The challenges for Know Your Customer
The purpose of KYC processes is to check that someone is who they say they are. They’re designed to check against lists of prohibited users and to assess risk factors. All of which is essential to safe and secure user transactions and reduced financial fraud. The challenge is doing all those things in a way that’s guaranteed to be secure but isn’t time consuming for businesses or disjointed for customers.
Fraud prevention is the reason KYC processes exist. Their purpose is to stop bad guys laundering money, generating income through illegal means, or putting ‘dirty money’ into the system for nefarious purposes. But this is a huge undertaking, as the UN estimates that money laundering accounts for 2-5% of global GDP, and the rapid development of technology is making it easier for the bad guys to move money around undetected.
KYC processes must comply with a number of regulations.
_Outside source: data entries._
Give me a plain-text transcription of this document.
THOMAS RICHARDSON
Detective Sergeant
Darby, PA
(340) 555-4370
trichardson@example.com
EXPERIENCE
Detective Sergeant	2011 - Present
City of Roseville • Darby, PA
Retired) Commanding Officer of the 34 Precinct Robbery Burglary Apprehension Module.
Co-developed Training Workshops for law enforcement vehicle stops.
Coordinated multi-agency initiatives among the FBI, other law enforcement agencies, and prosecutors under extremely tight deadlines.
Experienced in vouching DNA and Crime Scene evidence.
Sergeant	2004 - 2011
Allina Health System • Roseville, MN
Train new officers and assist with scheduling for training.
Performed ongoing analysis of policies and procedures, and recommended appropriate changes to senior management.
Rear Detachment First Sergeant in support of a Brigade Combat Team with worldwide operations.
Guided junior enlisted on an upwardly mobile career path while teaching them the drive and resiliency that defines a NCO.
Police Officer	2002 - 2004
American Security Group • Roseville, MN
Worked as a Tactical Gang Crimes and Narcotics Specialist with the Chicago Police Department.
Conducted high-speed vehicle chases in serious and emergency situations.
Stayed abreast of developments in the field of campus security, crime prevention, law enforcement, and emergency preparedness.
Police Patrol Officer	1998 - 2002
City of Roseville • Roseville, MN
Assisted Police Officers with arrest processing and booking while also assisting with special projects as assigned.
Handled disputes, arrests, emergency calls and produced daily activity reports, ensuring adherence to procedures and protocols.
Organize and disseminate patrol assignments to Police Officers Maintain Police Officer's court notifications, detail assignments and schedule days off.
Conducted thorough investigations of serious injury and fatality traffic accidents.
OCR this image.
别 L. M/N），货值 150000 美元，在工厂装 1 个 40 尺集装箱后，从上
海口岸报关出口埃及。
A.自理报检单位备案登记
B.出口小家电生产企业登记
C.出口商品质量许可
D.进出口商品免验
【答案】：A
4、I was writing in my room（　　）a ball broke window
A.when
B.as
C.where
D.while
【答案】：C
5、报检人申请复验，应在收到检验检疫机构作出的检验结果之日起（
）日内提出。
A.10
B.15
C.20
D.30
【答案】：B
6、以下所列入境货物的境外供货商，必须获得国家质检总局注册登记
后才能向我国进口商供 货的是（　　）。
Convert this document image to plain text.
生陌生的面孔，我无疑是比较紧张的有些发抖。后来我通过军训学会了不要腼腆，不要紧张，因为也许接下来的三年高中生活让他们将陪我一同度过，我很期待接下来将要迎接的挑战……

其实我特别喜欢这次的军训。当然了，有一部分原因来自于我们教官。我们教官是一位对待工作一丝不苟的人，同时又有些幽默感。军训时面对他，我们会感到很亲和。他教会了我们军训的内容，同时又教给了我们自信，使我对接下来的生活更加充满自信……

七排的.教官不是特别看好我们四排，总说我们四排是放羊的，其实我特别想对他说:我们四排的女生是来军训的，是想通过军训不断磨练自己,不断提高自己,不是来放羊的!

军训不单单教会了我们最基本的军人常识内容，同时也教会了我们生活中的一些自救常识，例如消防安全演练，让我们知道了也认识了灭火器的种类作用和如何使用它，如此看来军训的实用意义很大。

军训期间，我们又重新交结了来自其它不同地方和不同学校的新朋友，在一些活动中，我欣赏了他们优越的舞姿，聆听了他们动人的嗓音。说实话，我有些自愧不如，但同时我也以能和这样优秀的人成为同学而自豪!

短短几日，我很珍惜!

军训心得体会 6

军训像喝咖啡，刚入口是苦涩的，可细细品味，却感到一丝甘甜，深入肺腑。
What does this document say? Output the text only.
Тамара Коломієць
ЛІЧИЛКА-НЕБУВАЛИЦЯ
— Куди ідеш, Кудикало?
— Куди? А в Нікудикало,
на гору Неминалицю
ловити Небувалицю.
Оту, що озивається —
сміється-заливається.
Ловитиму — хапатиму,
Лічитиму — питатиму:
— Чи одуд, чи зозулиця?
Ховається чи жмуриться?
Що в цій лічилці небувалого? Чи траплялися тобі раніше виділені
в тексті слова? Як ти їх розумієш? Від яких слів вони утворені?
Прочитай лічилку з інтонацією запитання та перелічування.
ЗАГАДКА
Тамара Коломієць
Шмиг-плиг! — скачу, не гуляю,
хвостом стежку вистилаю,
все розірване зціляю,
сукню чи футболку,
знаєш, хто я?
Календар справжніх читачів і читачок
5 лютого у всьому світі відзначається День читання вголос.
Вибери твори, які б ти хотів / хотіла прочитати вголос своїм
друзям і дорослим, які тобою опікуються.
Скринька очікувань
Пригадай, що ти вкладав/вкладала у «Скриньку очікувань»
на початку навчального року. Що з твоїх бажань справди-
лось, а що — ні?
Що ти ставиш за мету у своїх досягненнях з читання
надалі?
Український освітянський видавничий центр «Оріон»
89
Namely AML (Anti Money Laundering) and GDPR (General Data Protection Regulation). Regulations like these are naturally a priority for businesses, especially as non-compliance can lead to costly fines, but compliance is not always easy to achieve. As regulations get tighter and technology advances, KYC processes need to get quicker, more coherent and more secure.
Completing KYC verification is notoriously demanding for customers and businesses alike. Requiring everything from passports to utility bills and bank statements for customers, to legal and tax documents for businesses, it’s a complex, inconsistent process to navigate. For these reasons and more, taking the friction out of KYC processes is long overdue.
How Callsign supports KYC verification
Callsign technology is powered by Intelligence, Policy, Authentication and Verification Engines. These are what empower us to support the fight against money laundering and meet KYC compliance standards, all while removing friction from the process for the end user.
We use thousands of data points across device, location and behavior to check that someone is who they say they are. Helping you to accurately identify people, including fraudsters, in real time.
Callsign provides accountability by default, helping businesses keep up with changing compliance standards. We do this by securely verifying that someone is who they say they are.
The Callsign Verification Engine offers eID&V, meaning our platform is equipped to check against other data sources without taking transactions offline, significantly reducing KYC friction.